The conditions the animals were raised in, their likely market value and how the potential borrower plans to make use of the money he seeks will all affect how long the loans last.

"One of the biggest difficulties for farmers is that they don't have enough cash to expand their farms and make greater profits," said Xiang Yanrun, director of the Wenzhou animal husbandry bureau's animal husbandry department. "That will soon change under this plan."

Xiang said individual farmers who have nothing more to offer as collateral than cows and pigs are still going to find it hard to obtain loans from banks. Rather than them, the new policy will mostly benefit those who form groups to apply for loans from rural cooperatives and mutual-aid fund associations.

This is not the first time that animals have been allowed to be used as security in loan transactions in China.
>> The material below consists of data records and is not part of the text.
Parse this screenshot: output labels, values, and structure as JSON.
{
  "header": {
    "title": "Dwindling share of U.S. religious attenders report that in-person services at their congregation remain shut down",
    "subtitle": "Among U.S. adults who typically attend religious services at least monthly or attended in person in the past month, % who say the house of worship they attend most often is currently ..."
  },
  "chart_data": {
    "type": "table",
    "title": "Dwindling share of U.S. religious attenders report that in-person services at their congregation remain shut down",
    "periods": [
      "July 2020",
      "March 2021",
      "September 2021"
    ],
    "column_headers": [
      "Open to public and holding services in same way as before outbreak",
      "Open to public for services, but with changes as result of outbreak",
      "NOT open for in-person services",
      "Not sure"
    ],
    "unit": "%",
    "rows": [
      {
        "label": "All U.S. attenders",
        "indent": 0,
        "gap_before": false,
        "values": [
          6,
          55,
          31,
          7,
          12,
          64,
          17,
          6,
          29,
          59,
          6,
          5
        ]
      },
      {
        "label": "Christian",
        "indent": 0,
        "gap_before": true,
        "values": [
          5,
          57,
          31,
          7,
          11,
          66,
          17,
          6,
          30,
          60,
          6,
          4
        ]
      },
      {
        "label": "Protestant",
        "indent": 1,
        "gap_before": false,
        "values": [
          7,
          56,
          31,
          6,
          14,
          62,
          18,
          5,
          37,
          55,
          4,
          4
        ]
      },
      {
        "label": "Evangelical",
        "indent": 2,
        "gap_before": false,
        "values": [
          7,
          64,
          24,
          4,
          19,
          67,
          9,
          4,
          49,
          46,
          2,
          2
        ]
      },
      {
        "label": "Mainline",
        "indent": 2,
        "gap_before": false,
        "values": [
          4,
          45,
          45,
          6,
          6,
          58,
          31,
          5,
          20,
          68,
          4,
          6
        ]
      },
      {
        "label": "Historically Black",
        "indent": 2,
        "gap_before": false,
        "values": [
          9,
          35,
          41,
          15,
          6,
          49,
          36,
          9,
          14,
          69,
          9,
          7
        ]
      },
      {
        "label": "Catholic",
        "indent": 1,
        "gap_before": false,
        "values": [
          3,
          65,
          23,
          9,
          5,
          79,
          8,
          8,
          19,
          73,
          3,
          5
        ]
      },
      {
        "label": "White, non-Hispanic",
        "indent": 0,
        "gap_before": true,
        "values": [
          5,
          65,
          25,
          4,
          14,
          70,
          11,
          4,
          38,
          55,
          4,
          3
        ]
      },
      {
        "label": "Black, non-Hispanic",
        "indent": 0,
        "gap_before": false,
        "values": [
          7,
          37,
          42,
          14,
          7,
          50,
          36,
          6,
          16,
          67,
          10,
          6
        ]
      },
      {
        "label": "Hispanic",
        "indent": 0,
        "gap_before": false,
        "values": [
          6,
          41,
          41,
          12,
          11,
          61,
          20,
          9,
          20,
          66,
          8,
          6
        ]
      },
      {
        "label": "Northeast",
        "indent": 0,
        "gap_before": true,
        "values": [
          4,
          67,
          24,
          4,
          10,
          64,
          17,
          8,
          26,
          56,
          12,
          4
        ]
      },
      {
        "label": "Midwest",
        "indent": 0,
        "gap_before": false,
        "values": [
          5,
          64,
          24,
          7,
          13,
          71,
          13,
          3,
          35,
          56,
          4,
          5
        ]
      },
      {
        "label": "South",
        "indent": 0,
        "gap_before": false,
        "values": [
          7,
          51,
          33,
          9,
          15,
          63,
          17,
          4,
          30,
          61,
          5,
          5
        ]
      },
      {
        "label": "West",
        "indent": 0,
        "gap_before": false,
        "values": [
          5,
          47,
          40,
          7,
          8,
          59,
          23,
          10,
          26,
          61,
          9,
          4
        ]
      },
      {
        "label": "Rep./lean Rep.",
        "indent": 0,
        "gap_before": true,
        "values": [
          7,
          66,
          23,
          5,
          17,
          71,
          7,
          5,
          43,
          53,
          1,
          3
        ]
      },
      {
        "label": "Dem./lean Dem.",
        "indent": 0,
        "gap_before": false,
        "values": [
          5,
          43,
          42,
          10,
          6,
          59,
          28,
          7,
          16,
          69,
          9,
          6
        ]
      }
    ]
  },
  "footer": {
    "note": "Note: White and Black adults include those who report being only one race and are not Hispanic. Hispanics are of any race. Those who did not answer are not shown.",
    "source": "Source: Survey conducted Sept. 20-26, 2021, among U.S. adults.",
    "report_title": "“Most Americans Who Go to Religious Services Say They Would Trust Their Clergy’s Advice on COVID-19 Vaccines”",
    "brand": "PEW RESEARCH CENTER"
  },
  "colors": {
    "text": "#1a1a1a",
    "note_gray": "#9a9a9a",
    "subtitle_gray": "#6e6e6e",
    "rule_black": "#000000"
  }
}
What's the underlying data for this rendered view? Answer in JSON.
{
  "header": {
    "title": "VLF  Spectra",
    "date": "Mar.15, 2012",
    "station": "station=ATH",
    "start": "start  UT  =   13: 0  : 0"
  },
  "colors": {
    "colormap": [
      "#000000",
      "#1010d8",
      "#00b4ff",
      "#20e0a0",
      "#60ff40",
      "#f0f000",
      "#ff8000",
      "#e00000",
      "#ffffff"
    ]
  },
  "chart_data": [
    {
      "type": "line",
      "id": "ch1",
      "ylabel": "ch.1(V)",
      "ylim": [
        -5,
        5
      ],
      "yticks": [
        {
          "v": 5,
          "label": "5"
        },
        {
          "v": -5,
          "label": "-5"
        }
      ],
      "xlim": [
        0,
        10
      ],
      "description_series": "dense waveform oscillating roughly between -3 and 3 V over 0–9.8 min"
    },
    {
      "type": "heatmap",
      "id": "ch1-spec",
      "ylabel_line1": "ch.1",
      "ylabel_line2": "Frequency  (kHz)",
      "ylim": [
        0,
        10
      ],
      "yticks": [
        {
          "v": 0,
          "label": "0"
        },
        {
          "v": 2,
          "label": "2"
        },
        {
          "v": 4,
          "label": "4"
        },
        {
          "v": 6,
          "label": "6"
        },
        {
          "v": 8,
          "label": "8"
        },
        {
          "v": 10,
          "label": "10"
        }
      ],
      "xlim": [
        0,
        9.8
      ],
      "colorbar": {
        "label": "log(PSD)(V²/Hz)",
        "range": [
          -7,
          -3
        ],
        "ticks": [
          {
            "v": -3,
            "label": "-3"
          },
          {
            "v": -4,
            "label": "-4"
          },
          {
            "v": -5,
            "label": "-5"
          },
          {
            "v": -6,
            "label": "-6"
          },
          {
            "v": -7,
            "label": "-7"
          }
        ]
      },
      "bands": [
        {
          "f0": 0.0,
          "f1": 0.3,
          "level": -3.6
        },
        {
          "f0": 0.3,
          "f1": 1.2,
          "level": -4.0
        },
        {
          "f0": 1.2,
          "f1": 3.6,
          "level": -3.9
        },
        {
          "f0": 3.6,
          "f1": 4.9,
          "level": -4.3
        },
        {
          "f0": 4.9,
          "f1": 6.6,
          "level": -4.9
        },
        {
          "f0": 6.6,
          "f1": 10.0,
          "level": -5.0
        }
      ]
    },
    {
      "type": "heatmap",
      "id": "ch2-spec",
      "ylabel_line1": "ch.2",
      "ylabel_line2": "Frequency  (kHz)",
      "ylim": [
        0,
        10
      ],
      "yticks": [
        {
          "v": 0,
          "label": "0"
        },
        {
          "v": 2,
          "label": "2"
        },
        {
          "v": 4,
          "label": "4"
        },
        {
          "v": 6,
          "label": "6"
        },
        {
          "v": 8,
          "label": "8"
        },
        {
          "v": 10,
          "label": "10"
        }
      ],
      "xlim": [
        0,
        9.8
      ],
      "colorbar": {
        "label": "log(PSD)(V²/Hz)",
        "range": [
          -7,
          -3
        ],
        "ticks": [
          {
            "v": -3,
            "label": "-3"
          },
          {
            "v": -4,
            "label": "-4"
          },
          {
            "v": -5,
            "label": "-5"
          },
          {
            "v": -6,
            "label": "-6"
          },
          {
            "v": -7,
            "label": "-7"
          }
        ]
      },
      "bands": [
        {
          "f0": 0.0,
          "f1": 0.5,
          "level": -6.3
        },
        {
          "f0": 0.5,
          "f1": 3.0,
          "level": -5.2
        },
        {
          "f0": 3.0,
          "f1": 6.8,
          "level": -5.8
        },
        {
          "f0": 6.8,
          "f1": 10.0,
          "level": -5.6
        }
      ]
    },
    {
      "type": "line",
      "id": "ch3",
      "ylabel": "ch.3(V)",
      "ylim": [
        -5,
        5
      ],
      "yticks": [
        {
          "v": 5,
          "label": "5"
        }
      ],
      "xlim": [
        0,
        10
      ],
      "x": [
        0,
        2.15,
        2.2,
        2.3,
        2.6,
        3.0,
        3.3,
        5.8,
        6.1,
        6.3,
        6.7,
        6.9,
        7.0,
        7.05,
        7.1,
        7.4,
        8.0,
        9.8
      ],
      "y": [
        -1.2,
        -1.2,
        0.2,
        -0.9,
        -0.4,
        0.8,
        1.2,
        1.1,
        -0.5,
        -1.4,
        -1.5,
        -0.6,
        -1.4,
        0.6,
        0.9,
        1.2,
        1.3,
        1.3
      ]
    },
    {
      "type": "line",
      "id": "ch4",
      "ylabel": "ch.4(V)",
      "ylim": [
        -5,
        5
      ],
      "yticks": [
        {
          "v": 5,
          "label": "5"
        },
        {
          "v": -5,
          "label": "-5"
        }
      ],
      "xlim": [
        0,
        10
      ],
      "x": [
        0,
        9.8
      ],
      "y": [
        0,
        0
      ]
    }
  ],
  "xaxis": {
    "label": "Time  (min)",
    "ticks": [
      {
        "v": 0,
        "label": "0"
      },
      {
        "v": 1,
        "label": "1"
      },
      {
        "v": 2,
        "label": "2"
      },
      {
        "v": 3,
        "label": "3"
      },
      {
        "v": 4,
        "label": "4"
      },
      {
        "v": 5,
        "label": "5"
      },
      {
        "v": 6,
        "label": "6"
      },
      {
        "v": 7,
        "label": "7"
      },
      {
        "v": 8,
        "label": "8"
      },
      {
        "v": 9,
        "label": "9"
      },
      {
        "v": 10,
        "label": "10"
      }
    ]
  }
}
In August 2010, the government in Zaozhuang, Shandong province, adopted a policy that allowed quality pigs and cows to be put up as collateral, helping 70 percent of local farmers with acknowledged financial troubles to obtain loans.

Several Wenzhou breeding farmers meanwhile said they were delighted that many of their difficulties would soon become a thing of the past.

"Using animals as security is a practice that we farm owners have traditionally employed when applying for loans, although it seems to date to ancient times, when people were still trading using the barter system," said Lin Xianzhong, president of Wenzhou Zhanhong Farming Co Ltd and owner of the biggest pig farm in the region.

Lin used to find it difficult to obtain bank loans and had instead turned to mutual-aid funds association for financing.

Lin has worked with 110 pig farms to start a mutual-aid fund association that offers financial support to smaller farms.

"We have already allowed our members to use pigs as collateral in loans," Lin said. "Even without the value of these pigs being assessed, we know a lot about their quality."